A 90-minute documentary on water? Really? How exciting can that be?
You have no idea.
“Aquarela” is nothing like what you might be expecting. Yes, it’s a meditation on water in a multitude of forms, but as directed by Russia’s Victor Kossakovsky it’s an unexpectedly unnerving film that’s at least as terrifying as it is beautiful.
“I wanted to film every possible emotion that can be experienced while interacting with water,” Kossakovsky says in a director’s statement, and he means it.
But while there are tranquil views to be had, the key “Aquarela” takeaway is that we enter water’s world very much at our own risk. And when water is angry, which it tends to be, it’s best not to get in its way.
An iconoclastic filmmaker who dedicates “Aquarela” to fellow countryman Alexander Sokurov (“Russian Ark”), another uncompromising crafter of images, Kossakovsky tends to do everything himself.
He served as his own cinematographer in often risky situations and co-edited with frequent Lars von Trier collaborator Molly Malene Stensgaard.
As befits something named to echo the watercolor style of art, “Aquarela” is a poetic film that very much goes its own way. In fact Kossakovsky’s unconventional method of working meant the project was not so much planned from start to finish as something that evolved segment to segment.
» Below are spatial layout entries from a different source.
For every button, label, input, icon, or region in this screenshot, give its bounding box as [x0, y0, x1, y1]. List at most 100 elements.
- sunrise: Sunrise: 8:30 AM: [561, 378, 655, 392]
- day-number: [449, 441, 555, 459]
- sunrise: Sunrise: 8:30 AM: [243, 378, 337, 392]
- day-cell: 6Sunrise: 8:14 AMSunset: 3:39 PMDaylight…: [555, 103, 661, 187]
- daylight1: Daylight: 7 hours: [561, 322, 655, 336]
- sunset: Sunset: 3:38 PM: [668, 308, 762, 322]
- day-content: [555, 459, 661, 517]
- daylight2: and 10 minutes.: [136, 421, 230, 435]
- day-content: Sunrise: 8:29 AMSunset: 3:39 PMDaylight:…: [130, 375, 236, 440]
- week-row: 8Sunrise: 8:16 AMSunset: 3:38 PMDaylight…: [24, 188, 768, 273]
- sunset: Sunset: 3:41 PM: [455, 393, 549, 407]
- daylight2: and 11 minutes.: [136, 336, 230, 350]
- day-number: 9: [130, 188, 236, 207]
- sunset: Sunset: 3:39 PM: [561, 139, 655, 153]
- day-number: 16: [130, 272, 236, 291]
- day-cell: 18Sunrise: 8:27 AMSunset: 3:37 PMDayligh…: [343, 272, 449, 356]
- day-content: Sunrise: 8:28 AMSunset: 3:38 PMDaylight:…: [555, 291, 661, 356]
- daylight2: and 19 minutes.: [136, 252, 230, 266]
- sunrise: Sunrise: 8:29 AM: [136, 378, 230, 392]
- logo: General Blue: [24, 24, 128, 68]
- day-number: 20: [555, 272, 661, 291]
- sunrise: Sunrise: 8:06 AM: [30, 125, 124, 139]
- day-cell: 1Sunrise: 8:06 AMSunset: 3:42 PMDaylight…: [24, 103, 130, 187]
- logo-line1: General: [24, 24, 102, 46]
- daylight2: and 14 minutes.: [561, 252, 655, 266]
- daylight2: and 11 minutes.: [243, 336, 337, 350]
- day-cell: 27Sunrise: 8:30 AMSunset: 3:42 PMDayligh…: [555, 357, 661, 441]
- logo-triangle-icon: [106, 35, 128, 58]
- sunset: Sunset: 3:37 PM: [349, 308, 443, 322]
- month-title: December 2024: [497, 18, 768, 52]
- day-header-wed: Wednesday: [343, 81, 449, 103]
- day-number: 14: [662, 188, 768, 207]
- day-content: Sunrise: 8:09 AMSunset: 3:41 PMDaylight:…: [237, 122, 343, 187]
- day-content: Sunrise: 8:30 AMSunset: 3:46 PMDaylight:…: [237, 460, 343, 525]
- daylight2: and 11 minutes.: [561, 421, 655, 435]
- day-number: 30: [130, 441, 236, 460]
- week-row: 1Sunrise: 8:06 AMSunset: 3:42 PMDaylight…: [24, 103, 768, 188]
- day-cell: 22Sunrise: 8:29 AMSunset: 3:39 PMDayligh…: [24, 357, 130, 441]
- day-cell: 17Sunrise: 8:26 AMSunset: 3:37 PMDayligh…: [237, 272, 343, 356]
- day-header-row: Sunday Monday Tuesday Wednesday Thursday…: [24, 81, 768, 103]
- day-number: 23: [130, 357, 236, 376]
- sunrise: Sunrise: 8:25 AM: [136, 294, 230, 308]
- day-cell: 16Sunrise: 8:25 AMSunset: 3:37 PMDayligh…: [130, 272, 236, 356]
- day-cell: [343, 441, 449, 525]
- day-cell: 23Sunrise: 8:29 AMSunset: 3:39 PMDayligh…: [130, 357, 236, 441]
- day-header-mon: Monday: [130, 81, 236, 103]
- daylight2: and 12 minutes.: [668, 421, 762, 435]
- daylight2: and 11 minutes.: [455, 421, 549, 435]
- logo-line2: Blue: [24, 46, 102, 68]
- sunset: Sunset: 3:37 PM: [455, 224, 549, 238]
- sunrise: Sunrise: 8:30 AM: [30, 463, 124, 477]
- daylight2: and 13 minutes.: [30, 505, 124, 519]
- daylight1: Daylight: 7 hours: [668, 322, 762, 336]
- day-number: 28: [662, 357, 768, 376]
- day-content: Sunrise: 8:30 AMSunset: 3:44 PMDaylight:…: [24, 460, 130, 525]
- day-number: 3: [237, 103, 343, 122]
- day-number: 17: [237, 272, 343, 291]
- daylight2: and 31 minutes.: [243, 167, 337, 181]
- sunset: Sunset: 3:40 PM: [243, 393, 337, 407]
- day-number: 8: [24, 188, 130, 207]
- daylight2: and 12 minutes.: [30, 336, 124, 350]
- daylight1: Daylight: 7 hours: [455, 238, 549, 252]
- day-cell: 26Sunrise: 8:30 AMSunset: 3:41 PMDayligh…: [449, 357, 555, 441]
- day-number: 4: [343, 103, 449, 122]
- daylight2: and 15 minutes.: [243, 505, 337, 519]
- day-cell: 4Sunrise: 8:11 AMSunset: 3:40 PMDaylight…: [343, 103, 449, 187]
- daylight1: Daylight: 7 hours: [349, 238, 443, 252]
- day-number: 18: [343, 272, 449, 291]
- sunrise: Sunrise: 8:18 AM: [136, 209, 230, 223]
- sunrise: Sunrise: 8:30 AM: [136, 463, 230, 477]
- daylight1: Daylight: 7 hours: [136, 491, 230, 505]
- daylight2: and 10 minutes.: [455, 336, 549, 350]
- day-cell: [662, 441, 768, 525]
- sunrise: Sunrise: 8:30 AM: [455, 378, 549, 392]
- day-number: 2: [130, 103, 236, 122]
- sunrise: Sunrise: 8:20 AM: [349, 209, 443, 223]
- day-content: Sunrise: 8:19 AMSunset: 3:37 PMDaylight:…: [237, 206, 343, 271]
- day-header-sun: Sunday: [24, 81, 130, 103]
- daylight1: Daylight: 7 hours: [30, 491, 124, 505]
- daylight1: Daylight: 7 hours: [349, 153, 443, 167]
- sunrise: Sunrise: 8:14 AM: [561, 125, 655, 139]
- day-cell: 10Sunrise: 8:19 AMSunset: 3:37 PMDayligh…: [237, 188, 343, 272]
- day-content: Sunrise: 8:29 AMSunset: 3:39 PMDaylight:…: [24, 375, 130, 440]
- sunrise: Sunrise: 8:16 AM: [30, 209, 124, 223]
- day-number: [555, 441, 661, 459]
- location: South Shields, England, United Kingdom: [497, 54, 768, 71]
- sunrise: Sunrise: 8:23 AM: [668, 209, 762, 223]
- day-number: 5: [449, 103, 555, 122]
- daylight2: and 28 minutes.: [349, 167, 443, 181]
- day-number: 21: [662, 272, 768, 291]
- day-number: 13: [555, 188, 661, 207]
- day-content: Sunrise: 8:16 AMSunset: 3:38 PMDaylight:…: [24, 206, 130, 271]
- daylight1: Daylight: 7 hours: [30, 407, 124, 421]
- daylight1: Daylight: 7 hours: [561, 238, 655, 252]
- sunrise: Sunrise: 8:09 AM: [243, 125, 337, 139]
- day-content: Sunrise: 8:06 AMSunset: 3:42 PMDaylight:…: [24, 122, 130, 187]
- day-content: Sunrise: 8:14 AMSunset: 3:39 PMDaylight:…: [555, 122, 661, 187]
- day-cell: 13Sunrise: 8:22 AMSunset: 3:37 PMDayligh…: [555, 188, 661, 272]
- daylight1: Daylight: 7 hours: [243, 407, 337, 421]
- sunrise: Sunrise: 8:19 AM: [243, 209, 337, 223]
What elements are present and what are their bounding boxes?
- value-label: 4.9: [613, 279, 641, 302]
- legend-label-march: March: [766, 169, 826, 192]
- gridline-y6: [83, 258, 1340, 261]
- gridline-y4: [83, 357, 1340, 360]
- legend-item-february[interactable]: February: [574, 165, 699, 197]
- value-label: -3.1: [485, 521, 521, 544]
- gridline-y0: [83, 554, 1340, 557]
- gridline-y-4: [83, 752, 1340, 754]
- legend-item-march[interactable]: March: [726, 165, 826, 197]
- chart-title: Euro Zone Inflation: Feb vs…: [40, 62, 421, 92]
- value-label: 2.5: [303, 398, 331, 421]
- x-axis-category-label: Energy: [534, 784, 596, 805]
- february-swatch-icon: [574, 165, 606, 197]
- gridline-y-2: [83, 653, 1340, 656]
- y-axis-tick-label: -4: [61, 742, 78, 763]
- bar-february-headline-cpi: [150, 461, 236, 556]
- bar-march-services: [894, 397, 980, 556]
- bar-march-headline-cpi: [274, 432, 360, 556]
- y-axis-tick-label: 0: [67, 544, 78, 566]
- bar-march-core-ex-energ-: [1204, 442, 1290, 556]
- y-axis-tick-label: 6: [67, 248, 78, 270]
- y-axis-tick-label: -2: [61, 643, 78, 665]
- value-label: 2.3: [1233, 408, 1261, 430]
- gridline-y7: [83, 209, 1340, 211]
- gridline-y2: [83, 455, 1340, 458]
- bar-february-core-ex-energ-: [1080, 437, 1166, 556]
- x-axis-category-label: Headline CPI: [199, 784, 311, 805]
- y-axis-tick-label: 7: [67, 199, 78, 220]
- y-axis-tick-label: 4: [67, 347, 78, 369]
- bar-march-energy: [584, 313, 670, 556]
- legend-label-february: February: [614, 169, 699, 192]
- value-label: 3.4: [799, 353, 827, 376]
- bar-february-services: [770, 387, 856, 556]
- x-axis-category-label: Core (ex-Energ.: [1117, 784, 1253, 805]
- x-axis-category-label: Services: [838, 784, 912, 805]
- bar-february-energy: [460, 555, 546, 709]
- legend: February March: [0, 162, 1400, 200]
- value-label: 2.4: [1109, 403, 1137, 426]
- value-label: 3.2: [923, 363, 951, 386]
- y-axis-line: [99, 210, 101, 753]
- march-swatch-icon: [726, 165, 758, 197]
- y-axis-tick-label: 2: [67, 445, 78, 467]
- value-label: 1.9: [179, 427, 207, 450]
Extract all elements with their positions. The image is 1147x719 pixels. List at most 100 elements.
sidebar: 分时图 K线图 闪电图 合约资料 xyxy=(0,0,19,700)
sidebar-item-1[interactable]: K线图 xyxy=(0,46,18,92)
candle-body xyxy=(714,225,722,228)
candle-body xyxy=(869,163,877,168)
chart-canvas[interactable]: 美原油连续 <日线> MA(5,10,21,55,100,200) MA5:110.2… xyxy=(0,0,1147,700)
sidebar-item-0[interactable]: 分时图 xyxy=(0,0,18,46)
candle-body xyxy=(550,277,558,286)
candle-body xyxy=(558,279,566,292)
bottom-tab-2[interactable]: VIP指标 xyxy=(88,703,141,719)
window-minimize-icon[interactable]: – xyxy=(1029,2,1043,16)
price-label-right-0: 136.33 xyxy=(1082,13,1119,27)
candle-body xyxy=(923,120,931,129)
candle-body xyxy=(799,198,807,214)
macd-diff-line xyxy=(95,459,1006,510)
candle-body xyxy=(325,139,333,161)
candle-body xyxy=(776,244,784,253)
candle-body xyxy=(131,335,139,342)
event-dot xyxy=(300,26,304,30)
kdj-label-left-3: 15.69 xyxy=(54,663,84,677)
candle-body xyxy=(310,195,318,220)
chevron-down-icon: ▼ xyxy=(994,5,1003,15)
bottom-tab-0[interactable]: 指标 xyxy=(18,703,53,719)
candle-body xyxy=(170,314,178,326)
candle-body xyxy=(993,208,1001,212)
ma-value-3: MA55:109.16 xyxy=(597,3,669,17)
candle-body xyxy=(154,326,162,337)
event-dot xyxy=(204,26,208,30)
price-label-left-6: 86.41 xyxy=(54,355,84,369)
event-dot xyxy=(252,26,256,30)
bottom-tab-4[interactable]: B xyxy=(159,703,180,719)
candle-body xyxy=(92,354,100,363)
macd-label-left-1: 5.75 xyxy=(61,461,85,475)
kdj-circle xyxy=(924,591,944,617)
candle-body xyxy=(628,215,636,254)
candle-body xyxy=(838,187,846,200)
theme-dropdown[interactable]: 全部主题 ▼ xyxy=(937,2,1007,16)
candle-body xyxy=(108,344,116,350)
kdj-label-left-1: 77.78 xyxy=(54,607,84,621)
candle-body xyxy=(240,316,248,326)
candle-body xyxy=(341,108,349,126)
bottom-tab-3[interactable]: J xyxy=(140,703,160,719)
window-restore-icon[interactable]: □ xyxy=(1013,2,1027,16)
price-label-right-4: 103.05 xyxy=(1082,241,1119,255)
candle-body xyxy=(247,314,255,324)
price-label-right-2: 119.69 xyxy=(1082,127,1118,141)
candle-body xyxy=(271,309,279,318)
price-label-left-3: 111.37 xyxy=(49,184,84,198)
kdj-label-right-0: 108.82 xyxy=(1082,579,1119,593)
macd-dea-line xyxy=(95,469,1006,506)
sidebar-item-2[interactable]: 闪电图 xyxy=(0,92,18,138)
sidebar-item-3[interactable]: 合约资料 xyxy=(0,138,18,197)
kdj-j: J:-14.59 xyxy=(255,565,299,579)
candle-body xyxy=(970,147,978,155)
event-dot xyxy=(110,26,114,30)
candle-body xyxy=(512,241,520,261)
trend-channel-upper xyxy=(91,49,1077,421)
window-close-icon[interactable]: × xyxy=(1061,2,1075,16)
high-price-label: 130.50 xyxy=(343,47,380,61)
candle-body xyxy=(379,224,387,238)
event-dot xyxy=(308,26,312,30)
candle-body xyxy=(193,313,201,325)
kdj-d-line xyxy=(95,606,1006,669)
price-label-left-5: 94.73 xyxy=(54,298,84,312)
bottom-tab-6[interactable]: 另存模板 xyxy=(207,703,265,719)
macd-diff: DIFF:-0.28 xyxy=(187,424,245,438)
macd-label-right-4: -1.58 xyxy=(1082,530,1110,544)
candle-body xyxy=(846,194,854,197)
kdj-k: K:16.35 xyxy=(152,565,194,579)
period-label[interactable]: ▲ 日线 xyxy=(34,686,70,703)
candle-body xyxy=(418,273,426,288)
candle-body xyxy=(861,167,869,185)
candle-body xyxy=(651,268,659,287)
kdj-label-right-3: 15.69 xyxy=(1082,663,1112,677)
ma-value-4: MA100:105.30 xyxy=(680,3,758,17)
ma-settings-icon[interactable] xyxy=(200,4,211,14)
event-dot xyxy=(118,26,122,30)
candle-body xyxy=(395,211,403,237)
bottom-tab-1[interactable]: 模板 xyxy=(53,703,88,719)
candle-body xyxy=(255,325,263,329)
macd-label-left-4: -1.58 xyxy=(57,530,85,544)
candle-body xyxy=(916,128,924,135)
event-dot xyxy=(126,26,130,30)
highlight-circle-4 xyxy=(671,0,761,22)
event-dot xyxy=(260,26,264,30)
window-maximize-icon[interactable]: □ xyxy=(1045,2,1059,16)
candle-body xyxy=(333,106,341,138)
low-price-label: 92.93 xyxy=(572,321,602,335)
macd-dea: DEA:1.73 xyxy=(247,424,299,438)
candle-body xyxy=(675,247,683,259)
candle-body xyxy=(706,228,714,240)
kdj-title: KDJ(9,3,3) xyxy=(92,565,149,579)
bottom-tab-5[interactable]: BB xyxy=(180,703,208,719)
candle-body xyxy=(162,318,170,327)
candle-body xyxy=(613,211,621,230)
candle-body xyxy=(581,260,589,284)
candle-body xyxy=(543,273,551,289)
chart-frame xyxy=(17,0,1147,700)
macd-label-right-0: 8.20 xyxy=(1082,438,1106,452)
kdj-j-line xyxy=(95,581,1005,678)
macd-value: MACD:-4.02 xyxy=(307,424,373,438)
Consistency comes from both Kossakovsky’s gift as a creator of images and the fact the film was shot at the almost unheard-of 96-frames-per-second rate. It will be projected in many theaters, like Peter Jackson’s “The Hobbit,” at 48 fps as opposed to the conventional 24.
While seeing a narrative film like “The Hobbit” projected that way was disconcerting, the faster frame rate is successful for “Aquarela” and adds a clarity to the outdoor visuals that is completely immersive.
Though “Aquarela” was shot in multiple countries all over the world, it’s one of the idiosyncrasies of the film that it has no interest in telling you exactly where you are at any given moment. If you don’t recognize the location, or read about it in a review, you have to go with the flow.
“Aquarela’s” opening segment is its most extended and plays out quieter than the rest of the film.
It’s set on the frozen surface of Siberia’s enormous Lake Baikal, where we observe solitary men mysteriously kneeling down and peering into the ice, as if they were worshipers in an obscure nature-loving religion.
These are not devotees, as it turns out, but people looking for a submerged auto that crashed through the ice during a drive — the normally frozen surface having thinned out weeks before it usually does. And while this search is going on, we watch another car going into the lake, with catastrophic results.
That is followed by “Aquarela’s” most artistic segment, shot largely in Greenland and focusing on a variety of images of ice, icebergs and water, including hypnotic sequences of ice chunks rising and falling on the open sea like they were so many breaching whales.
Next we are on board a 100-foot double-masted schooner as it crosses a stormy Atlantic from Portugal to Greenland. Using a camera stabilization system, Kossakovsky has been able to get steady shots of the schooner’s co-skippers steelily coping with frighteningly relentless monster 30-foot waves.
Two of “Aquarela’s” most unnerving sequences take place in the U.S., as Kossakovsky was present both for water wildly overflowing California’s Oroville Dam in 2017 and for surging floodwaters and high winds wreaking havoc in Miami during Hurricane Irma the same year.
“Aquarela’s” experience is made more intense by the visceral nature of the soundtrack, which includes the otherworldly sounds of icebergs coming apart and an edgy score by Finnish composer Eicca Toppinen, whose classical/heavy metal group Apocalyptica has been called an exemplar of “cello-metal” music.
The film ends with a visit to Venezuela’s towering Angel Falls, the world’s tallest uninterrupted waterfall. Miraculously, a vivid rainbow appears while the crew is filming, providing a comforting image in an always-impressive film that has been more about water’s raw power than anything resembling hope.